Minggu, 26 April 2015

Orientasi Hasil atau Proses ?

Mana yang lebih penting, proses atau hasil? Apakah kita akan menempuh segala cara agar anak mau melaksanakan shalat? Tak peduli apakah harus dengan paksaan, ancaman atau hukuman, yang penting anak mau shalat? Banyak terjadi ketika kita menyuruh anak-anak untuk shalat dengan cara-cara seperti itu. Di tempat anda seperti itukah?
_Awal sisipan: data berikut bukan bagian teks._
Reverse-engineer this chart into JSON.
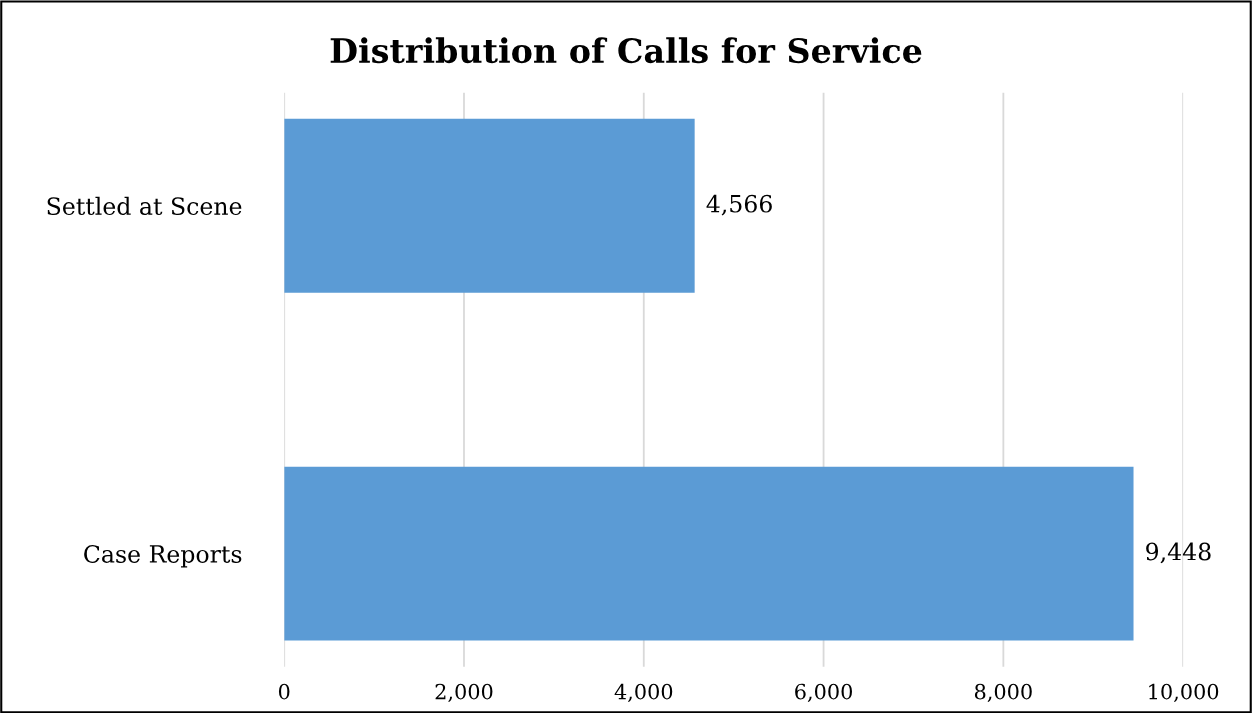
{
  "chart_data": {
    "type": "bar",
    "orientation": "horizontal",
    "title": "Distribution of Calls for Service",
    "categories": [
      "Settled at Scene",
      "Case Reports"
    ],
    "values": [
      4566,
      9448
    ],
    "color": "#5b9bd5",
    "value_labels": [
      "4,566",
      "9,448"
    ],
    "xlim": [
      0,
      10000
    ],
    "xticks": [
      {
        "value": 0,
        "label": "0"
      },
      {
        "value": 2000,
        "label": "2,000"
      },
      {
        "value": 4000,
        "label": "4,000"
      },
      {
        "value": 6000,
        "label": "6,000"
      },
      {
        "value": 8000,
        "label": "8,000"
      },
      {
        "value": 10000,
        "label": "10,000"
      }
    ],
    "grid": "x"
  }
}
Begitu banyak orang lupa bahwa proses jauh lebih penting daripada hasil. Proses pembelajaran yaitu usaha yang dilakukan anak adalah merupakan lahan perjuangan yang sebenarnya. Sedangkan hasil yang akan diperoleh nantinya tidak bisa dijadikan patokan keberhasilannya, karena ada banyak faktor yang mempengaruhi selain dari pengaruh proses atau usaha anak saja. Orang yang cenderung lebih mengutamakan hasil tidak terlalu mempermasalahkan proses pencapaian hasil tersebut dilakukan benar atau salah, secara halal atau tidak,
Sebuah contoh bisa diambil dari sekolah yang membuat buku penilaian aktifitas shalat para siswa selama di rumah. Orangtua wajib memberikan tanda ceklis jika anak melakukan shalat di rumah dan tanda silang ketika mereka tak melakukannya. Dengan tujuan memotivasi siswa, guru memberikan janji hadiah kepada mereka yang memiliki pelaporan yang baik di bukunya itu. Sayangnya, pihak sekolah tidak tahu cara untuk mengetahui kebenaran isi buku tersebut. Jujur tidaknya ketika orangtua mengisi, atau bahkan siswa sendirilah yang secara diam-diam mengisikan tanda ceklis di bukunya. Pihak sekolah tidak merasa penting menilai alur proses yang terjadi dalam menumbuhkan kebiasaan siswanya shalat, tetapi hanya menstandarkan pemberian hadiah pada hasil saja yaitu bukti yang tertera di buku pemantauan tersebut. Hal ini membawa akibat menimbulkan permasalahan baru karena membuka kecenderungan bagi siswa untuk berbuat tidak jujur hanya demi memperoleh hadiah atau bahkan orangtua pun terdorong untuk tidak jujur karena pengaruh naluri keorangtuaannya yang menginginkan anaknya memperoleh sanjungan dan keberhasilan di sekolah.
Kemudian, pemberian hadiah juga perlu pikirkan secara matang. Hadiah bisa diberikan dalam bentuk materi atau non materi. Dalam bentuk materi, bisa berupa uang atau barang. Dibandingkan dengan bentuk hadiah materi lainnya, hadiah berupa uang justru lebih banyak memiliki faktor negatif. Tidak semua anak siap untuk memanfaatkan dengan benar uang yang ada di tangannya. Diperlukan kecerdasan finansial tersendiri agar uang di tangan mereka tidak terbuang percuma atau bahkan bisa berbalik mencelakakannya. Itu sebabnya, pemberian hadiah berupa uang masih boleh dilakukan sepanjang orangtua atau pendidik menyertai pemberian tersebut dengan bimbingan dan arahan agar anak mampu mengelola uangnya tersebut dengan baik. Akan lebih baik lagi jika hadiah berupa uang diberikan tetapi dengan syarat untuk ditabung atau untuk membeli keperluan sekolah.
Masih banyak alternatif bentuk hadiah materi lain yang lebih baik daripada uang. Diantaranya adalah hadiah yang bernilai edukatif, atau benda-benda yang memang menjadi kebutuhan anak, sehingga mau tidak mau dalam bentuk hadiah ataupun tidak, tetap saja orangtua harus membelikannya. Tas dan sepatu misalnya, atau tempat bekal sekolah, tempat pensil hingga kaos kaki yang rutin dibeli tiga bulan sekali. Daripada nantinya harus membelikan juga, tak ada salahnya memberikan kebutuhan-kebutuhan dalam bentuk hadiah.